ARDMORE, Pa. — For all those runner-up finishes, with so much heartache chasing the major he covets, Phil Mickelson has never had a better chance to win the U.S. Open.
It's the first time he has ever had the outright lead going into the final round. Of the nine players within five shots, only one has the experience of winning a major. And Tiger Woods went from contender to middle-of-the-pack by matching his worst U.S. Open score as a pro.
Despite a bogey on the final hole at Merion — the 18th was so tough it didn't yield a single birdie in the third round — Mickelson was the sole survivor to par Saturday with an even-par 70 that gave him a one-shot lead over Hunter Mahan, Steve Stricker and former Masters champion Charl Schwartzel.
Mickelson celebrates his 43rd birthday Sunday — on Father's Day, no less. He left Merion on Monday and didn't return until three hours before his tee time on Thursday so he could attend the eighth-grade graduation of his oldest daughter.
"It's got the makings to be something special," Mickelson said. "But I still have to go out and perform, and play some of my best golf."
He has been good enough to play 54 holes in 1-under 209.
And he was close to perfection when he stood on the par-3 17th hole with a 4-iron in his hand, 253 yards away from the orange wicker basket attached to the pin, the signature look at Merion. He was one shot behind Luke Donald until a pure swing and an 8-foot birdie putt gave him the lead.
"I just stood and admired it," Mickelson said. "It was one of the best shots I've ever hit. I mean, it just was right down the center of the green and I was hoping it would kind of get the right bounces. It left me a beautiful uphill putt that I could be aggressive with and I made it. That was fun to do that because that's just not a hole you expect to get one back."
Four others players who had been under par late in the round couldn't hang on.
Donald twice made poor swings with a 2-iron, and it cost him three shots. Mahan, Schwartzel and Justin Rose all finished bogey-bogey.
There was trouble everywhere at Merion, and it didn't take much to find it. One swing cost Ian Poulter, who drove out-of-bounds on the 15th.

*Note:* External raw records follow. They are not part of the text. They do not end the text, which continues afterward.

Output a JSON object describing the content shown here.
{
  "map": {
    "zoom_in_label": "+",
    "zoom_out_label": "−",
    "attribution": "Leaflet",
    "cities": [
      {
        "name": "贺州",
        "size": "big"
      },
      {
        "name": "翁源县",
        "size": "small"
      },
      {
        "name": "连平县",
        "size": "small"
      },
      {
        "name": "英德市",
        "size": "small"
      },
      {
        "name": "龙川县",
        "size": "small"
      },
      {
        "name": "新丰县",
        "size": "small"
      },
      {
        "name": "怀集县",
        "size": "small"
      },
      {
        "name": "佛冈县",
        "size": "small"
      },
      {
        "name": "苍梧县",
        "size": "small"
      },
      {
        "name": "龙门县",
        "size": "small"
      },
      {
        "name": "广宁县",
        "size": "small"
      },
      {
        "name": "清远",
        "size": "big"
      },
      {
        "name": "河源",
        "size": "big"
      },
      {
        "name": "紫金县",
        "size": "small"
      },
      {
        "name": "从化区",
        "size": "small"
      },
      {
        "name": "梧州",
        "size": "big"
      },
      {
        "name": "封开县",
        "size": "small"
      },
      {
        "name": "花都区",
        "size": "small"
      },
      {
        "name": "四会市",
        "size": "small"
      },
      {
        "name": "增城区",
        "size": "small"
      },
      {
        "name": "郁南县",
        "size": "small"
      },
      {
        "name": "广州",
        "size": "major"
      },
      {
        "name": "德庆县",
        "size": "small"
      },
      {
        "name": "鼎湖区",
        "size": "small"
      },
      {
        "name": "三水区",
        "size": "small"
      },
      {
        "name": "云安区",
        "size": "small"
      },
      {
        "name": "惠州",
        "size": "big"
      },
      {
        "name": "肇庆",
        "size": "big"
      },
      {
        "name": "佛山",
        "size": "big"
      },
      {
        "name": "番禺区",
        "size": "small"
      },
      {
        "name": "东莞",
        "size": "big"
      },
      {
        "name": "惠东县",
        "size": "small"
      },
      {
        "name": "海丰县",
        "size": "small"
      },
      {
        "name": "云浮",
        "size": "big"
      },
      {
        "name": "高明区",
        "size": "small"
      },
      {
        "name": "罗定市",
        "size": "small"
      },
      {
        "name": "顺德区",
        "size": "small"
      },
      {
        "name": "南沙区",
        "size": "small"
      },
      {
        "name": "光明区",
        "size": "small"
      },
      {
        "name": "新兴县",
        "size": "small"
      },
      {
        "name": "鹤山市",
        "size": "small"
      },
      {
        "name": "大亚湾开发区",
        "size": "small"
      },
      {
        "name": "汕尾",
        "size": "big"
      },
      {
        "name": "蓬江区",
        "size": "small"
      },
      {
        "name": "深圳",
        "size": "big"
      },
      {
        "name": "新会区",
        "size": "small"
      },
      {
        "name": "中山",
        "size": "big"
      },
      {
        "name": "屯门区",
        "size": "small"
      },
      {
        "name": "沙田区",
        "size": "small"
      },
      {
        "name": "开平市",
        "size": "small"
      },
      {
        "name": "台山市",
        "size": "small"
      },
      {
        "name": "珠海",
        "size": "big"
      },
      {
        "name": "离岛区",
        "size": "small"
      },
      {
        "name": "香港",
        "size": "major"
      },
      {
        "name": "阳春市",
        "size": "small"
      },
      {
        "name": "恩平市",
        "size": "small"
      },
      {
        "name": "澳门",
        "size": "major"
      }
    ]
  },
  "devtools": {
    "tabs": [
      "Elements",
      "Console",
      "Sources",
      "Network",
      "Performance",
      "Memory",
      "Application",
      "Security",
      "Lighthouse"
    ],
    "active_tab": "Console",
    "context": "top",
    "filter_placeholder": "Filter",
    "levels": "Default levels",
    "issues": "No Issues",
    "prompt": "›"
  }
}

One decision cost Nicolas Colsaerts, who tried to hit a shot under a tree on the 18th and made triple bogey. That left Mickelson alone at the top for only the second time in a major — he won the 2006 Masters with the lead.
The U.S. Open, however, has been nothing but trouble for Lefty.
"I don't think I feel any more pressure than anybody else who wants to win ... the U.S. Open," Mickelson said. "This is a tournament for years I've had opportunities, I've come close to, and it would mean a lot tomorrow if I could play some of my best golf — certainly if I can play the way I have been."
Saturday was more about weeding out the pretenders for this U.S. Open — and one of them turned out to be Woods. He started out just four shots out of the lead, and made a bending, 12-foot birdie putt on the opening hole. It never got any better for the world's No. 1 player. He made seven bogeys the rest of the way and didn't add another birdie. It was the fourth time he shot 76 in the U.S. Open, but never when he started out so close to the lead. Now, he's 10 shots behind.
"It certainly is frustrating," said Woods, who has been stuck on 14 majors since winning the 2008 U.S. Open at Torrey Pines. "I'm playing well enough to do it, and unfortunately just haven't gotten it done."
The final hour might have been a sneak preview for Sunday. At one point, there were five players under par, and suddenly there was only Mickelson.
Donald made double bogey on the 18th hole from the middle of the fairway, trying to swing too hard on a 2-iron to get up the hill and beyond the false front of the green. He wound up in ankle-deep rough, so gnarly that his third shot squirted across the green and into more thick grass.
"I should have done better," Donald said. "It was disappointing, but I'll take the positives out of today — a really solid 16 holes of golf, and I'm only two back."